Delen via


Windows Forms-coördinaten

Het coördinaatsysteem voor een Windows-formulier is gebaseerd op apparaatcoördinaten en de basiseenheid voor meting bij het tekenen in Windows Forms is de apparaateenheid (meestal de pixel). Punten op het scherm worden beschreven door x- en y-coördinaatparen, waarbij de x-coördinaten rechts worden verhoogd en de y-coördinaten van boven naar beneden toenemen. De locatie van de oorsprong, ten opzichte van het scherm, is afhankelijk van of u scherm- of clientcoördinaten opgeeft.

Schermcoördinaten

Een Windows Forms-toepassing geeft de positie van een venster op het scherm in schermcoördinaten op. Voor schermcoördinaten is de oorsprong de linkerbovenhoek van het scherm. De volledige positie van een venster wordt vaak beschreven door een Rectangle structuur met de schermcoördinaten van twee punten die de hoeken linksboven en rechtsonder van het venster definiëren.

Klantcoördinaten

Een Windows Forms-toepassing geeft de positie van punten in een formulier of besturingselement aan met behulp van clientcoördinaten. De oorsprong voor clientcoördinaten is de linkerbovenhoek van het clientgebied van het besturingselement of formulier. Clientcoördinaten zorgen ervoor dat een toepassing consistente coördinaatwaarden kan gebruiken tijdens het tekenen in een formulier of besturingselement, ongeacht de positie van het formulier of besturingselement op het scherm.

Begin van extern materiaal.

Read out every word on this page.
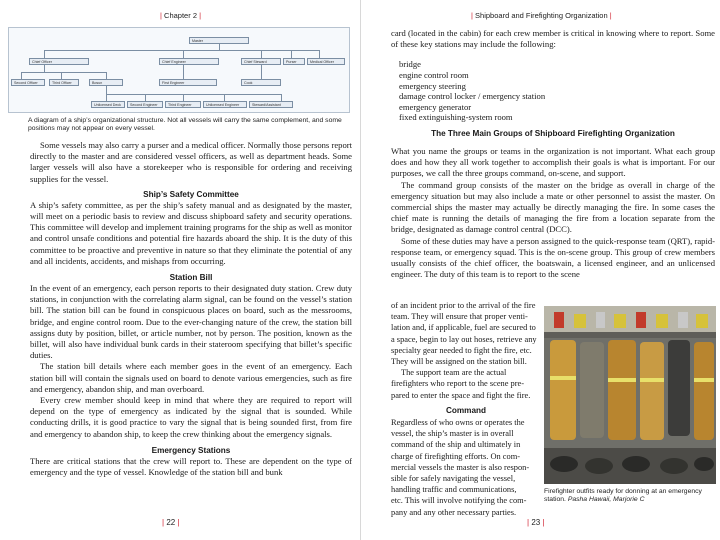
| Chapter 2 |
Master
Chief Officer	Chief Engineer	Chief Steward	Purser	Medical Officer
Second Officer	Third Officer	Bosun	First Engineer	Cook
Unlicensed Deck	Second Engineer	Third Engineer	Unlicensed Engineer	Steward/Assistant
A diagram of a ship’s organizational structure. Not all vessels will carry the same complement, and some positions may not appear on every vessel.

Some vessels may also carry a purser and a medical officer. Normally those persons report directly to the master and are considered vessel officers, as well as department heads. Some larger vessels will also have a storekeeper who is responsible for ordering and receiving supplies for the vessel.

Ship’s Safety Committee

A ship’s safety committee, as per the ship’s safety manual and as designated by the master, will meet on a periodic basis to review and discuss shipboard safety and security operations. This committee will develop and implement training programs for the ship as well as monitor and control unsafe conditions and potential fire hazards aboard the ship. It is the duty of this committee to be proactive and preventive in nature so that they eliminate the potential of any and all incidents, accidents, and mishaps from occurring.

Station Bill

In the event of an emergency, each person reports to their designated duty station. Crew duty stations, in conjunction with the correlating alarm signal, can be found on the vessel’s station bill. The station bill can be found in conspicuous places on board, such as the messrooms, bridge, and engine control room. Due to the ever-changing nature of the crew, the station bill assigns duty by position, billet, or article number, not by person. The position, known as the billet, will also have individual bunk cards in their stateroom specifying that billet’s specific duties.

The station bill details where each member goes in the event of an emergency. Each station bill will contain the signals used on board to denote various emergencies, such as fire and emergency, abandon ship, and man overboard.

Every crew member should keep in mind that where they are required to report will depend on the type of emergency as indicated by the signal that is sounded. While conducting drills, it is good practice to vary the signal that is being sounded first, from fire and emergency to abandon ship, to keep the crew thinking about the emergency signals.

Emergency Stations

There are critical stations that the crew will report to. These are dependent on the type of emergency and the type of vessel. Knowledge of the station bill and bunk

| 22 |
| Shipboard and Firefighting Organization |

card (located in the cabin) for each crew member is critical in knowing where to report. Some of these key stations may include the following:

bridge
engine control room
emergency steering
damage control locker / emergency station
emergency generator
fixed extinguishing-system room
The Three Main Groups of Shipboard Firefighting Organization

What you name the groups or teams in the organization is not important. What each group does and how they all work together to accomplish their goals is what is important. For our purposes, we call the three groups command, on-scene, and support.

The command group consists of the master on the bridge as overall in charge of the emergency situation but may also include a mate or other personnel to assist the master. On commercial ships the master may actually be directly managing the fire. In some cases the chief mate is running the details of managing the fire from a location separate from the bridge, designated as damage control central (DCC).

Some of these duties may have a person assigned to the quick-response team (QRT), rapid-response team, or emergency squad. This is the on-scene group. This group of crew members usually consists of the chief officer, the boatswain, a licensed engineer, and an unlicensed engineer. The duty of this team is to report to the scene

of an incident prior to the arrival of the fire
team. They will ensure that proper venti-
lation and, if applicable, fuel are secured to
a space, begin to lay out hoses, retrieve any
specialty gear needed to fight the fire, etc.
They will be assigned on the station bill.
The support team are the actual
firefighters who report to the scene pre-
pared to enter the space and fight the fire.
Command
Regardless of who owns or operates the
vessel, the ship’s master is in overall
command of the ship and ultimately in
charge of firefighting efforts. On com-
mercial vessels the master is also respon-
sible for safely navigating the vessel,
handling traffic and communications,
etc. This will involve notifying the com-
pany and any other necessary parties.
Firefighter outfits ready for donning at an emergency station. Pasha Hawaii, Marjorie C
| 23 |
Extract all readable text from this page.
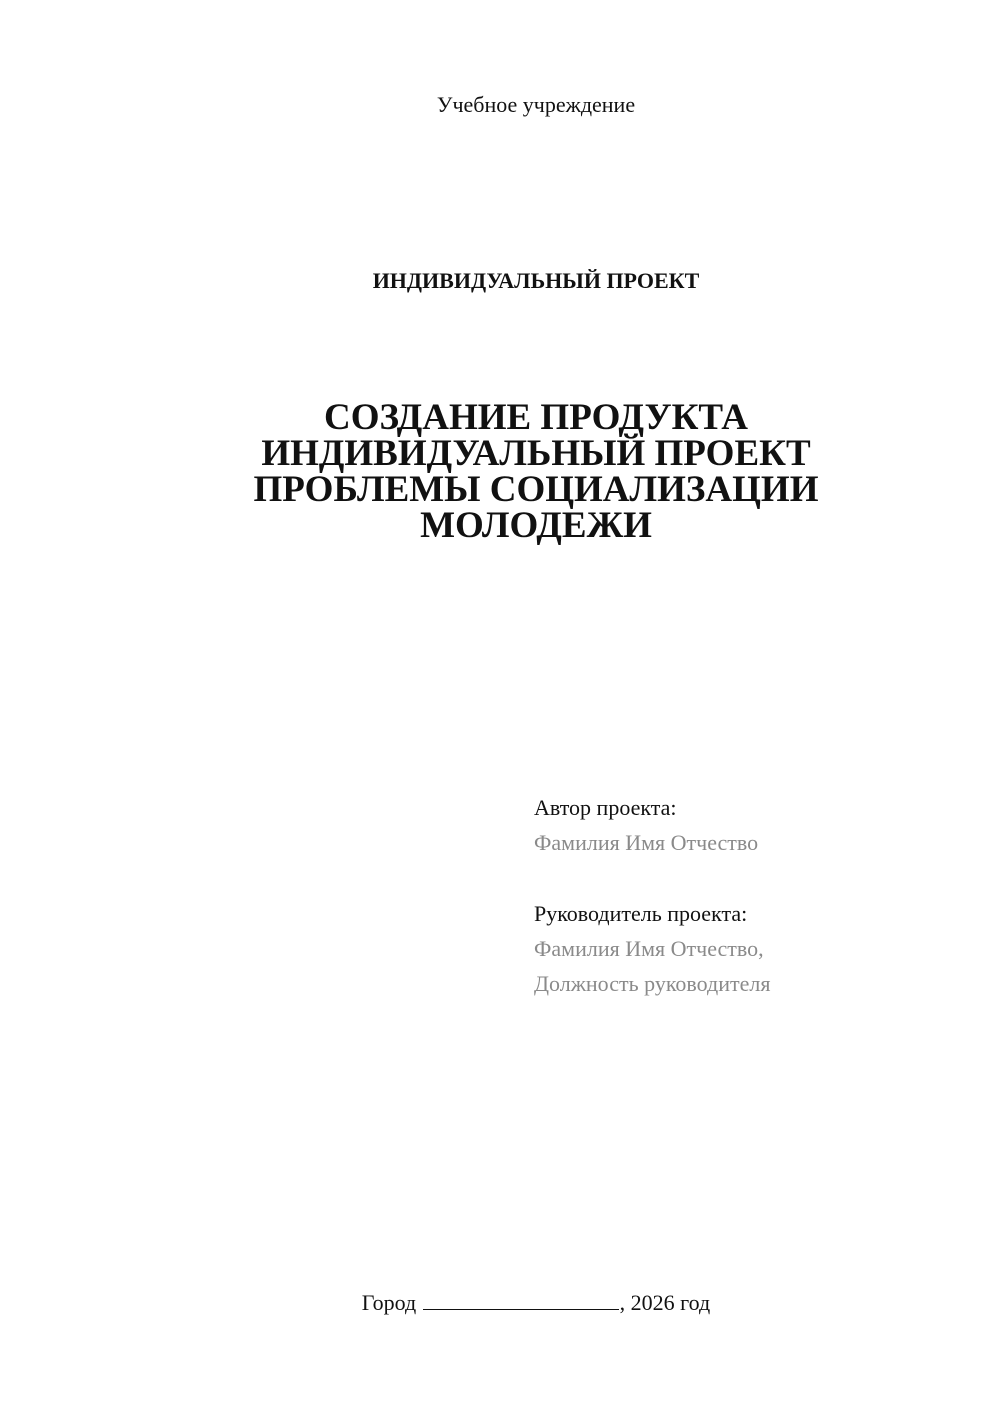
Учебное учреждение
ИНДИВИДУАЛЬНЫЙ ПРОЕКТ
СОЗДАНИЕ ПРОДУКТА
ИНДИВИДУАЛЬНЫЙ ПРОЕКТ
ПРОБЛЕМЫ СОЦИАЛИЗАЦИИ
МОЛОДЕЖИ
Автор проекта:
Фамилия Имя Отчество
Руководитель проекта:
Фамилия Имя Отчество,
Должность руководителя
Город	, 2026 год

De afmetingen van het clientgebied worden ook beschreven door een Rectangle structuur die clientcoördinaten voor het gebied bevat. In alle gevallen wordt de coördinaat linksboven van de rechthoek opgenomen in het clientgebied, terwijl de coördinaat rechtsonder wordt uitgesloten. Grafische bewerkingen bevatten niet de rechter- en onderrand van een clientgebied. De methode FillRectangle vult bijvoorbeeld de rechter- en onderrand van de opgegeven rechthoek, maar bevat deze randen niet.

Overgang van het ene type coördinaat naar het andere

Soms moet u mogelijk schermcoördinaten omzetten naar clientcoördinaten. U kunt dit eenvoudig doen met behulp van de PointToClient en PointToScreen methoden die beschikbaar zijn in de Control klasse. De eigenschap MousePosition van Control wordt bijvoorbeeld gerapporteerd in schermcoördinaten, maar u kunt deze converteren naar clientcoördinaten.